Die Entscheidung für oder gegen den Abbruch einer kieferorthopädischen Behandlung ist nicht zu unterschätzen. Oftmals stellt sich die Frage – ob dieser Abbruch ohne negative Konsequenzen erfolgen kann. Gerade in einem Fall, in dem man bereits seit 4 Jahren in Behandlung ist, wiegt die Überlegung schwer. Der Kieferorthopäde spricht möglicherweise von einem Abschluss der Behandlung, während man selbst schon mit dem Resultat glücklich ist. Dies führt schnell zur Überlegung: Kann ich die Therapeutischen Gummis ablegen, ohne dass die gesamte Behandlung als gescheitert gilt?

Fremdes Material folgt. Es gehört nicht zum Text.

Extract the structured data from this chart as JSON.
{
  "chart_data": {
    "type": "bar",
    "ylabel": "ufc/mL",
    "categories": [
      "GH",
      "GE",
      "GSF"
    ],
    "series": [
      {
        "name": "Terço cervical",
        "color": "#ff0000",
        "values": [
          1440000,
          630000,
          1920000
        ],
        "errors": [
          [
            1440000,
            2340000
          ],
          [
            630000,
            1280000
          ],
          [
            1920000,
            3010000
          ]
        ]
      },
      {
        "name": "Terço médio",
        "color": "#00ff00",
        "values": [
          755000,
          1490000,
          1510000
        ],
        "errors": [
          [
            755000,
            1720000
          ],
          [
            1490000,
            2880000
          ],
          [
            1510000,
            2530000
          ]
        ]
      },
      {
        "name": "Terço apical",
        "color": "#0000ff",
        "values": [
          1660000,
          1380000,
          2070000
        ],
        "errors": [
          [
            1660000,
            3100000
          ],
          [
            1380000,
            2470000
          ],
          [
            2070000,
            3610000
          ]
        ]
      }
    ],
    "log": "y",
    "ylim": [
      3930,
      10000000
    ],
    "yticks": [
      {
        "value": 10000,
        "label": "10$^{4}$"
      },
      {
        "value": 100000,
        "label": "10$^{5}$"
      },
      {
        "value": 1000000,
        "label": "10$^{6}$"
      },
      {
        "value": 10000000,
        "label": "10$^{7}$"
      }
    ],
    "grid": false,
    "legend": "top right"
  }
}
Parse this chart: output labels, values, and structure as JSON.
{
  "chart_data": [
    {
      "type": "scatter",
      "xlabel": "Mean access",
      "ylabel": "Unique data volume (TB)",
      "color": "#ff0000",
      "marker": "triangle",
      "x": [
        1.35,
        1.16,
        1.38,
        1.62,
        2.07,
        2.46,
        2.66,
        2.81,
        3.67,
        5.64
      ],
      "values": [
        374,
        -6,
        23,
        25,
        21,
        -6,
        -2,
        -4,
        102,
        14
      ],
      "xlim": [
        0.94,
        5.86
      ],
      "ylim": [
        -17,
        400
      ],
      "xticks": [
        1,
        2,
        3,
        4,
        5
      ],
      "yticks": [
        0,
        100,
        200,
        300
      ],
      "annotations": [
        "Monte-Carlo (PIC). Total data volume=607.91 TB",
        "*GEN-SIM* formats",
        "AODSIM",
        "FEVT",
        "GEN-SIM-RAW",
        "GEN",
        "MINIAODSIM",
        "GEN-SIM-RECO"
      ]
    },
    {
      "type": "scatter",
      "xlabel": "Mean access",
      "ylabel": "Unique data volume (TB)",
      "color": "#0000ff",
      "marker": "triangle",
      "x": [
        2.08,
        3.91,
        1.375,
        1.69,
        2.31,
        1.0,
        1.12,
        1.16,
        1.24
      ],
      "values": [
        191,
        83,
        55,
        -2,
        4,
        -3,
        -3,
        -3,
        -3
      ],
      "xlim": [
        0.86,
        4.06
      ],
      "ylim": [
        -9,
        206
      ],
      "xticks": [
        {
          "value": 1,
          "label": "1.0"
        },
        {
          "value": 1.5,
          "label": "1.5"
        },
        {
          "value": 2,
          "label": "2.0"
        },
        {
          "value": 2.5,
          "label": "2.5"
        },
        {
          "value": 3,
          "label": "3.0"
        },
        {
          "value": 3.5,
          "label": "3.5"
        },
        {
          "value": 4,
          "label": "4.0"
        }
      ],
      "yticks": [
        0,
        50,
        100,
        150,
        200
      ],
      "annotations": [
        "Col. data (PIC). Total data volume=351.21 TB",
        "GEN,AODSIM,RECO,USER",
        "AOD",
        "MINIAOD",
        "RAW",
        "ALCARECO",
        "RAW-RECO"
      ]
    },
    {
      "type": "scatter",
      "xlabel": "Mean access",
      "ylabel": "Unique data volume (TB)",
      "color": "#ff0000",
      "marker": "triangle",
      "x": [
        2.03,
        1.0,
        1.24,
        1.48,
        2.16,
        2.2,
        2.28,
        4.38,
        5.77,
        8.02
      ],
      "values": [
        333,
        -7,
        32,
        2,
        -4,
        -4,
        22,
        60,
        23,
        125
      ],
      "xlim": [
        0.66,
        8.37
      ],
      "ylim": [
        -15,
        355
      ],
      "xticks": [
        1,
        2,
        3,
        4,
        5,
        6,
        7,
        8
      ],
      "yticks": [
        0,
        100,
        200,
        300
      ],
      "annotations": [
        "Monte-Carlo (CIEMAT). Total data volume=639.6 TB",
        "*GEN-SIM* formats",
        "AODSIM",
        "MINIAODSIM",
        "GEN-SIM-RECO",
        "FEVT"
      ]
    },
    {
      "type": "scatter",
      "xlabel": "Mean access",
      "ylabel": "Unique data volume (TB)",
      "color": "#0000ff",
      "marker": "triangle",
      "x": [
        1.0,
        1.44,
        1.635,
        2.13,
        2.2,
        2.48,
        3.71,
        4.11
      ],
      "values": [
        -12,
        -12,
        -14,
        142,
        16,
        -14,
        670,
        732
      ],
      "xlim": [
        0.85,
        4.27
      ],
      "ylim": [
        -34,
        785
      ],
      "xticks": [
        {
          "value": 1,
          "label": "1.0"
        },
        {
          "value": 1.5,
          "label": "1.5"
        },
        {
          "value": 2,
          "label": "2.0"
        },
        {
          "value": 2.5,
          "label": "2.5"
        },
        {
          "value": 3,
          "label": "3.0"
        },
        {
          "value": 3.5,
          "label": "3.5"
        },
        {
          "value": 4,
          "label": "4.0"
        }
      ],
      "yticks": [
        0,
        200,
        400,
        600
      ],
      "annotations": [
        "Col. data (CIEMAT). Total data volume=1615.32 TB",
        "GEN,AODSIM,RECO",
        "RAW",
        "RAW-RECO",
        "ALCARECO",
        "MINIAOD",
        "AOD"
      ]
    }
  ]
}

In erster Linie ist es ratsam, den offenen Dialog mit dem Kieferorthopäden zu suchen. Dokumentieren Sie Ihr Zufriedenheitsgefühl. Wenn Sie tatsächlich mit dem Ergebnis zufrieden sind ist der Austausch über Ihre Wünsche und Bedürfnisse unerlässlich. Der Facharzt sollte nicht nur Ihre Perspektive hören allerdings ebenfalls eine wertvolle Einschätzung und möglicherweise einen Ratschlag geben.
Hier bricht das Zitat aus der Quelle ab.